Sure, it will generate more work but it will require due diligence on the part of the claimant to prove their device...thus automatically REDUCING the number of claims if they have to show a working device.
Consider the logic of it....an infininte stream of time and resource wasting IDEAS presented for patenting, that haven't been proven or a small stream of working devices. Its a no brainer.
This FORCES the claimant to be SERIOUS about their claim and thus takes all that work off the patent office plus PURIFIES the patents granted with absolutely working technology.
In 3-5 major cities, setup regional patent application and testing centers where inventors can apply AND SHOW their working devices.
Thus if the claimant is SERIOUS, it will be easy for them to bring their machine to the center for demonstration and verification of the claims.
No question there are devices that are NOT PORTABLE...in that event, have engineer teams who can travel to the inventors site to witness and test the claim.
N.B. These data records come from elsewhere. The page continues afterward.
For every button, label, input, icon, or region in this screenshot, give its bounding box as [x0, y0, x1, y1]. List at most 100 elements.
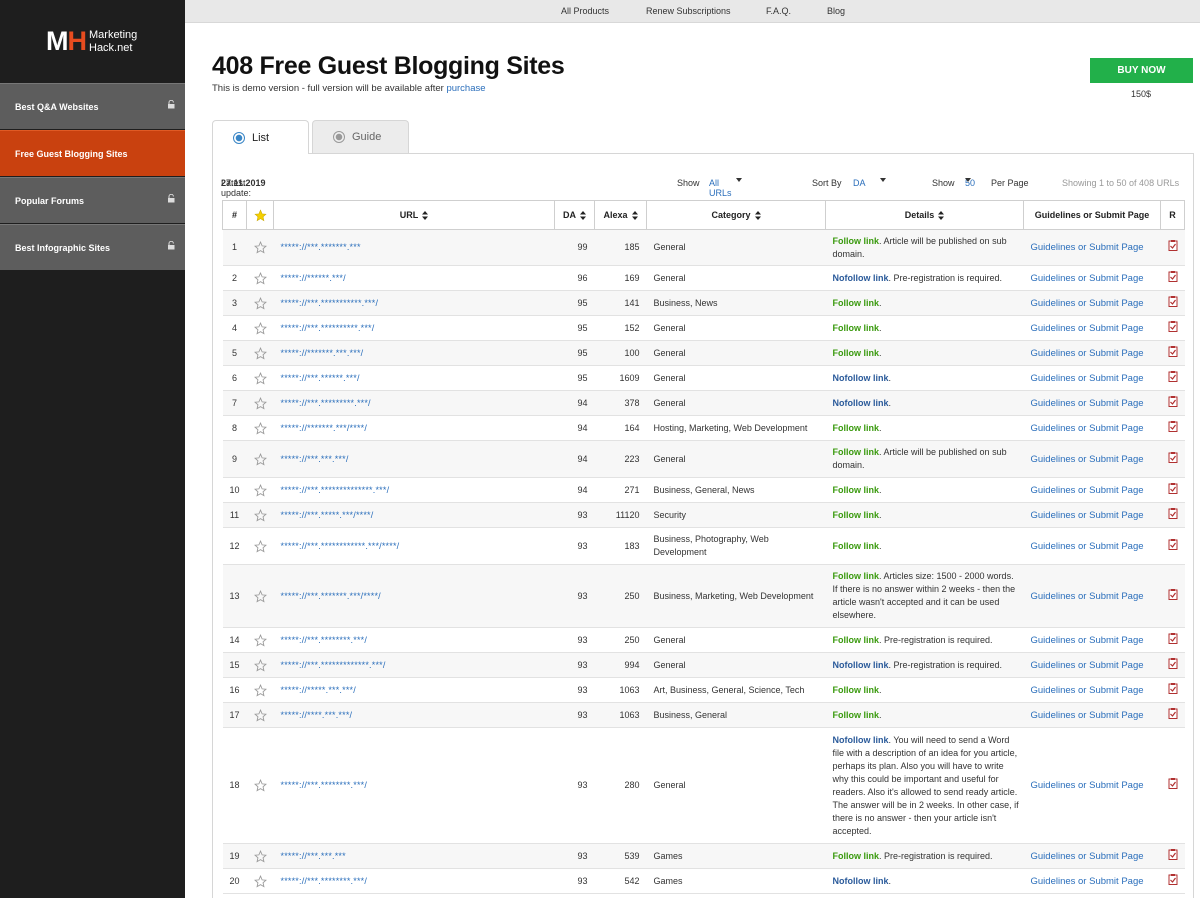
- report-button[interactable]: [1160, 229, 1185, 266]
- favorite-toggle[interactable]: [246, 265, 274, 291]
- site-url[interactable]: *****://***.**********.***/: [273, 315, 555, 341]
- report-button[interactable]: [1160, 627, 1185, 653]
- report-button[interactable]: [1160, 365, 1185, 391]
- guidelines-link[interactable]: Guidelines or Submit Page: [1023, 727, 1161, 844]
- site-url[interactable]: *****://***.**************.***/: [273, 477, 555, 503]
- guidelines-link[interactable]: Guidelines or Submit Page: [1023, 290, 1161, 316]
- guidelines-link[interactable]: Guidelines or Submit Page: [1023, 627, 1161, 653]
- guidelines-link[interactable]: Guidelines or Submit Page: [1023, 415, 1161, 441]
- favorite-toggle[interactable]: [246, 564, 274, 628]
- sidebar-item-guest-blogging[interactable]: Free Guest Blogging Sites: [0, 130, 185, 176]
- report-button[interactable]: [1160, 315, 1185, 341]
- favorite-toggle[interactable]: [246, 627, 274, 653]
- site-url[interactable]: *****://***.********.***/: [273, 727, 555, 844]
- guidelines-link[interactable]: Guidelines or Submit Page: [1023, 843, 1161, 869]
- tab-list[interactable]: List: [212, 120, 309, 154]
- report-button[interactable]: [1160, 390, 1185, 416]
- site-url[interactable]: *****://***.********.***/: [273, 868, 555, 894]
- report-button[interactable]: [1160, 502, 1185, 528]
- report-button[interactable]: [1160, 564, 1185, 628]
- col-url[interactable]: URL: [273, 200, 555, 230]
- sidebar-item-qa-websites[interactable]: Best Q&A Websites: [0, 83, 185, 129]
- report-button[interactable]: [1160, 290, 1185, 316]
- guidelines-link[interactable]: Guidelines or Submit Page: [1023, 229, 1161, 266]
- site-url[interactable]: *****://***.************.***/****/: [273, 527, 555, 565]
- site-url[interactable]: *****://*****.***.***/: [273, 677, 555, 703]
- site-url[interactable]: *****://***.*****.***/****/: [273, 502, 555, 528]
- guidelines-link[interactable]: Guidelines or Submit Page: [1023, 677, 1161, 703]
- site-url[interactable]: *****://***.*********.***/: [273, 390, 555, 416]
- guidelines-link[interactable]: Guidelines or Submit Page: [1023, 527, 1161, 565]
- nav-renew-subscriptions[interactable]: Renew Subscriptions: [646, 6, 731, 16]
- guidelines-link[interactable]: Guidelines or Submit Page: [1023, 315, 1161, 341]
- report-button[interactable]: [1160, 265, 1185, 291]
- report-icon: [1168, 538, 1177, 550]
- site-url[interactable]: *****://*******.***/****/: [273, 415, 555, 441]
- favorite-toggle[interactable]: [246, 527, 274, 565]
- guidelines-link[interactable]: Guidelines or Submit Page: [1023, 365, 1161, 391]
- report-button[interactable]: [1160, 868, 1185, 894]
- guidelines-link[interactable]: Guidelines or Submit Page: [1023, 477, 1161, 503]
- report-button[interactable]: [1160, 477, 1185, 503]
- col-category[interactable]: Category: [646, 200, 826, 230]
- favorite-toggle[interactable]: [246, 415, 274, 441]
- col-da[interactable]: DA: [554, 200, 595, 230]
- report-button[interactable]: [1160, 727, 1185, 844]
- guidelines-link[interactable]: Guidelines or Submit Page: [1023, 502, 1161, 528]
- logo[interactable]: MH Marketing Hack.net: [46, 28, 137, 56]
- favorite-toggle[interactable]: [246, 727, 274, 844]
- col-alexa[interactable]: Alexa: [594, 200, 647, 230]
- tab-guide[interactable]: Guide: [312, 120, 409, 153]
- site-url[interactable]: *****://***.*******.***: [273, 229, 555, 266]
- nav-faq[interactable]: F.A.Q.: [766, 6, 791, 16]
- report-button[interactable]: [1160, 702, 1185, 728]
- report-button[interactable]: [1160, 677, 1185, 703]
- report-button[interactable]: [1160, 843, 1185, 869]
- site-url[interactable]: *****://***.*************.***/: [273, 652, 555, 678]
- guidelines-link[interactable]: Guidelines or Submit Page: [1023, 702, 1161, 728]
- guidelines-link[interactable]: Guidelines or Submit Page: [1023, 868, 1161, 894]
- favorite-toggle[interactable]: [246, 477, 274, 503]
- guidelines-link[interactable]: Guidelines or Submit Page: [1023, 564, 1161, 628]
- favorite-toggle[interactable]: [246, 365, 274, 391]
- site-url[interactable]: *****://******.***/: [273, 265, 555, 291]
- guidelines-link[interactable]: Guidelines or Submit Page: [1023, 390, 1161, 416]
- guidelines-link[interactable]: Guidelines or Submit Page: [1023, 652, 1161, 678]
- site-url[interactable]: *****://****.***.***/: [273, 702, 555, 728]
- nav-blog[interactable]: Blog: [827, 6, 845, 16]
- favorite-toggle[interactable]: [246, 868, 274, 894]
- report-button[interactable]: [1160, 415, 1185, 441]
- buy-now-button[interactable]: BUY NOW: [1090, 58, 1193, 83]
- favorite-toggle[interactable]: [246, 677, 274, 703]
- report-button[interactable]: [1160, 340, 1185, 366]
- report-button[interactable]: [1160, 527, 1185, 565]
- col-favorite[interactable]: [246, 200, 274, 230]
- site-url[interactable]: *****://*******.***.***/: [273, 340, 555, 366]
- favorite-toggle[interactable]: [246, 440, 274, 478]
- favorite-toggle[interactable]: [246, 390, 274, 416]
- site-url[interactable]: *****://***.***.***: [273, 843, 555, 869]
- favorite-toggle[interactable]: [246, 290, 274, 316]
- site-url[interactable]: *****://***.*******.***/****/: [273, 564, 555, 628]
- nav-all-products[interactable]: All Products: [561, 6, 609, 16]
- favorite-toggle[interactable]: [246, 843, 274, 869]
- favorite-toggle[interactable]: [246, 315, 274, 341]
- guidelines-link[interactable]: Guidelines or Submit Page: [1023, 340, 1161, 366]
- report-button[interactable]: [1160, 652, 1185, 678]
- favorite-toggle[interactable]: [246, 652, 274, 678]
- favorite-toggle[interactable]: [246, 229, 274, 266]
- site-url[interactable]: *****://***.***********.***/: [273, 290, 555, 316]
- report-button[interactable]: [1160, 440, 1185, 478]
- favorite-toggle[interactable]: [246, 340, 274, 366]
- guidelines-link[interactable]: Guidelines or Submit Page: [1023, 440, 1161, 478]
- favorite-toggle[interactable]: [246, 702, 274, 728]
- col-details[interactable]: Details: [825, 200, 1024, 230]
- site-url[interactable]: *****://***.***.***/: [273, 440, 555, 478]
- sidebar-item-infographic-sites[interactable]: Best Infographic Sites: [0, 224, 185, 270]
- sidebar-item-popular-forums[interactable]: Popular Forums: [0, 177, 185, 223]
- site-url[interactable]: *****://***.********.***/: [273, 627, 555, 653]
- site-url[interactable]: *****://***.******.***/: [273, 365, 555, 391]
- favorite-toggle[interactable]: [246, 502, 274, 528]
- purchase-link[interactable]: purchase: [446, 83, 485, 94]
- guidelines-link[interactable]: Guidelines or Submit Page: [1023, 265, 1161, 291]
MAKE THE INVENTOR pay the testing fee!!!!!
This again will force them to be SERIOUS and not be producing frivolous claims because they will have to spend the money to build it and spend the money to have it tested remotely if necessary...not to mention traveling to the regional centers to demonstrate the unit as part of the process.
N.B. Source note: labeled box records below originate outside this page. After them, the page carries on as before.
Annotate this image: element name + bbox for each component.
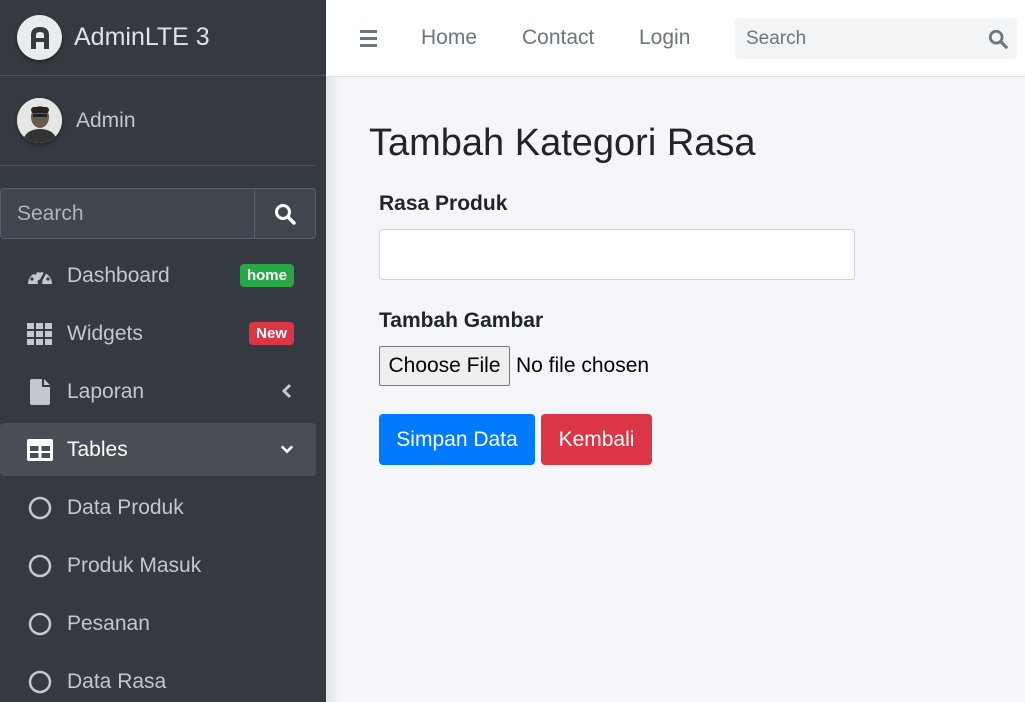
user-name[interactable]: Admin (76, 109, 136, 133)
navbar-search-input[interactable]: Search (746, 28, 979, 50)
sidebar-item-widgets[interactable]: Widgets New (0, 307, 316, 360)
sidebar-item-label: Produk Masuk (67, 553, 202, 577)
nav-link-login[interactable]: Login (639, 26, 690, 50)
main-sidebar: AdminLTE 3 Admin Search Dashboard home W… (0, 0, 326, 702)
top-navbar: Home Contact Login Search (326, 0, 1025, 77)
menu-toggle-button[interactable] (358, 28, 380, 48)
sidebar-item-label: Pesanan (67, 611, 150, 635)
circle-icon (25, 668, 55, 696)
home-badge: home (239, 264, 294, 287)
tambah-gambar-label: Tambah Gambar (379, 309, 544, 332)
sidebar-item-laporan[interactable]: Laporan (0, 365, 316, 418)
sidebar-item-data-produk[interactable]: Data Produk (0, 481, 316, 534)
circle-icon (25, 494, 55, 522)
file-status-text: No file chosen (516, 354, 650, 377)
search-icon (275, 203, 296, 225)
grid-icon (25, 320, 55, 348)
nav-link-contact[interactable]: Contact (522, 26, 594, 50)
circle-icon (25, 552, 55, 580)
choose-file-button[interactable]: Choose File (379, 346, 510, 386)
sidebar-item-label: Tables (67, 437, 128, 461)
simpan-data-button[interactable]: Simpan Data (379, 414, 535, 465)
sidebar-item-produk-masuk[interactable]: Produk Masuk (0, 539, 316, 592)
hamburger-icon (360, 30, 377, 47)
sidebar-shadow (326, 77, 340, 702)
sidebar-item-label: Dashboard (67, 263, 170, 287)
sidebar-item-tables[interactable]: Tables (0, 423, 316, 476)
sidebar-nav: Dashboard home Widgets New Laporan Table… (0, 249, 316, 702)
kembali-button[interactable]: Kembali (541, 414, 652, 465)
navbar-search-button[interactable] (979, 18, 1017, 59)
user-avatar (17, 98, 62, 143)
chevron-left-icon (280, 381, 294, 401)
file-icon (25, 378, 55, 406)
sidebar-item-label: Data Rasa (67, 669, 167, 693)
sidebar-search-input[interactable]: Search (1, 189, 254, 238)
sidebar-item-label: Laporan (67, 379, 145, 403)
sidebar-item-data-rasa[interactable]: Data Rasa (0, 655, 316, 702)
nav-link-home[interactable]: Home (421, 26, 477, 50)
sidebar-search-button[interactable] (254, 189, 315, 238)
rasa-produk-label: Rasa Produk (379, 192, 508, 215)
rasa-produk-input[interactable] (379, 229, 855, 280)
sidebar-item-dashboard[interactable]: Dashboard home (0, 249, 316, 302)
user-panel[interactable]: Admin (0, 76, 316, 166)
search-icon (988, 29, 1008, 49)
sidebar-item-label: Data Produk (67, 495, 184, 519)
page-title: Tambah Kategori Rasa (369, 122, 756, 164)
table-icon (25, 436, 55, 464)
sidebar-item-label: Widgets (67, 321, 143, 345)
chevron-down-icon (280, 439, 294, 459)
circle-icon (25, 610, 55, 638)
navbar-search: Search (735, 18, 1017, 59)
brand-title: AdminLTE 3 (74, 23, 210, 51)
adminlte-logo-icon (17, 15, 62, 60)
brand-link[interactable]: AdminLTE 3 (0, 0, 326, 76)
tachometer-icon (25, 262, 55, 290)
new-badge: New (249, 322, 294, 345)
sidebar-search: Search (0, 188, 316, 239)
sidebar-item-pesanan[interactable]: Pesanan (0, 597, 316, 650)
Please think about this...because it will AUTOMATICALLY CULL many frivolous patent applications that are wasting the time and resources of the patent office WHEN inventors are REQUIRED to demonstrated their claims in working hardware.
Its much like global warming...what is the point of cleaning the environment if we continue to pollute it with combustible fuel sources?
The same for the patent office...do you continue to hire more people and spend more money spending attention on unproven patent claims, often frivolous or submarine in nature?
Or do you PUT THE WORK ON THE INVENTORS....make THEM prove their case and the patent office simply verifies it.
Imagine a PURE PATENT SYSTEM of absolute proven working technology. Not millions of ideas and unbuilt, unproven fantasies hoping to capture someone elses FUTURE work by taking advantage of a broken system.
This is very important for the future of patents in general and for the streamlining and reality checking of the US Patent Office.
If there is any way I can help, feel free to contact me. Thanks for your time and please do consider these suggestions and WEIGH the costs of endless chasing of unproven concepts where the inventor made no effort to build or test their IDEA,
thus wasting the resources of the patent office,
OR making the inventors PROVE their seriousness and making it easier for the patent office to do MEANINGFUL WORK with a lasting contribution to the knowledgebase of mankind.
I have no axe to grind and am just trying to help straighten out a broken system that can be repaired so easily.